Je ne pense pas qu’il en soit différemment de Halip.
C’est donc ma réflexion sur des faits de langue et de société gasconne
d’aujourd’hui qui m’a conduit à rejeter l’occitanisme. Et non le contraire.
Tout comme je rejette le béarnisme fermé sur lui-même.
> C’est bien dommage car son travail aurait pu servir utilement la cause
> gasconne.
> Elle la dessert par son côté de plus en plus réactionnaire et négatif. On
> n’est jamais aussi bien trahi et déçu que par ceux qu’on a appréciés.
Encore le mot » réactionnaire » qui ne devrait pas avoir sa place dans un
débat linguistique.
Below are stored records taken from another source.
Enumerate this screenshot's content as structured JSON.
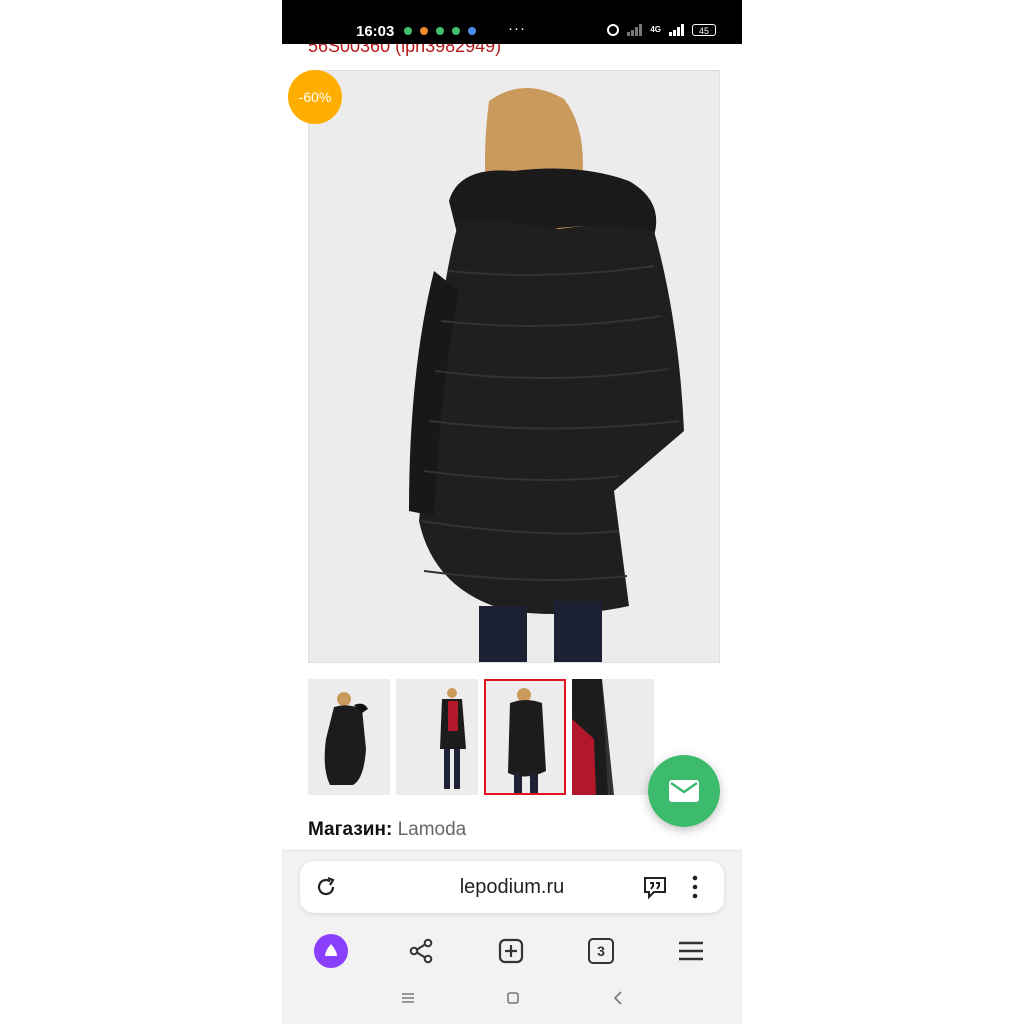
{
  "status_bar": {
    "time": "16:03",
    "more": "···",
    "network": "4G",
    "battery": "45"
  },
  "product": {
    "sku": "56S00360 (lpn3982949)",
    "discount_badge": "-60%",
    "store_label": "Магазин:",
    "store_value": "Lamoda",
    "thumbnails_selected_index": 2
  },
  "browser": {
    "url": "lepodium.ru",
    "tab_count": "3"
  },
  "colors": {
    "accent_red": "#b21a1a",
    "badge_orange": "#ffae00",
    "fab_green": "#3dbb6c",
    "alice_purple": "#8a3ffc"
  }
}
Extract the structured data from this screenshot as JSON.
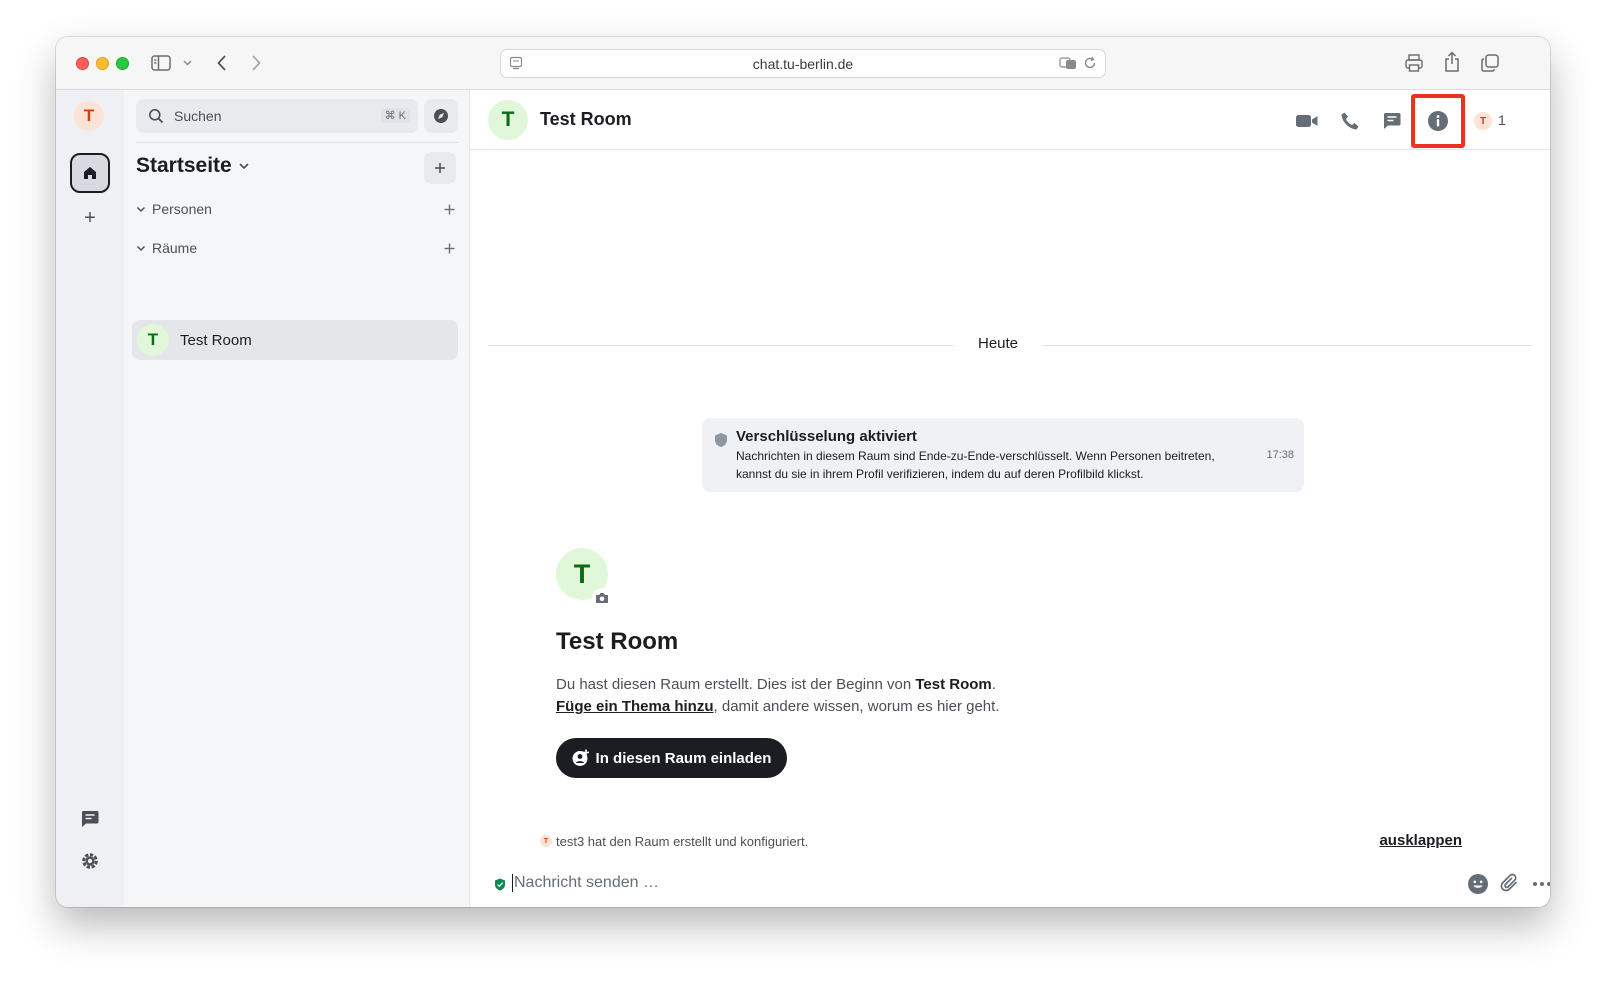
{
  "browser": {
    "url": "chat.tu-berlin.de"
  },
  "spacebar": {
    "user_initial": "T",
    "add_label": "+"
  },
  "roomlist": {
    "search_label": "Suchen",
    "search_shortcut": "⌘ K",
    "title": "Startseite",
    "sections": [
      {
        "label": "Personen"
      },
      {
        "label": "Räume"
      }
    ],
    "rooms": [
      {
        "initial": "T",
        "name": "Test Room"
      }
    ]
  },
  "header": {
    "room_initial": "T",
    "room_name": "Test Room",
    "member_initial": "T",
    "member_count": "1",
    "highlight_color": "#ea3323"
  },
  "timeline": {
    "day_label": "Heute",
    "encryption": {
      "title": "Verschlüsselung aktiviert",
      "body": "Nachrichten in diesem Raum sind Ende-zu-Ende-verschlüsselt. Wenn Personen beitreten, kannst du sie in ihrem Profil verifizieren, indem du auf deren Profilbild klickst.",
      "time": "17:38"
    },
    "new_room": {
      "initial": "T",
      "title": "Test Room",
      "line1_prefix": "Du hast diesen Raum erstellt. Dies ist der Beginn von ",
      "line1_room": "Test Room",
      "line1_suffix": ".",
      "topic_link": "Füge ein Thema hinzu",
      "line2_suffix": ", damit andere wissen, worum es hier geht.",
      "invite_label": "In diesen Raum einladen"
    },
    "summary": {
      "initial": "T",
      "text": "test3 hat den Raum erstellt und konfiguriert.",
      "expand_label": "ausklappen"
    }
  },
  "composer": {
    "placeholder": "Nachricht senden …"
  }
}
En cela, Halip, tu me déçois, toi aussi. Mais je ne te
rejette pas, car j’ai eu maintes fois l’occasion d’apprécier ton
intelligence. Mais tu devrais veiller à ce qu’elle ne soit mise au silence
par tes sentiments de déception devant un monde qui n’est pas ce que tu
aimerais.
Sur le fond, je dessers la cause gasconne si je dis des erreurs ; qu’on me le
montre, et je changerai de discours, et publiquement. Mais jusqu’à présent,
j’estime que, de bonne foi certes, les occitanistes béarnais, qui ont tant
fait pour la cause gasconne, l’ont aussi deservie en l’enfermant dans le
monde occitaniste, esentiellemnt peuplé d’enseignants. Lapassade en était
conscient, mais trop vieux pour réagir.
Amicalement à tous ceux qui aiment la langue gasconne, occitanistes ou non,
en souhaitant qu’ils mettent toujours en avant l’écoute des autres et la
raison.
J.L.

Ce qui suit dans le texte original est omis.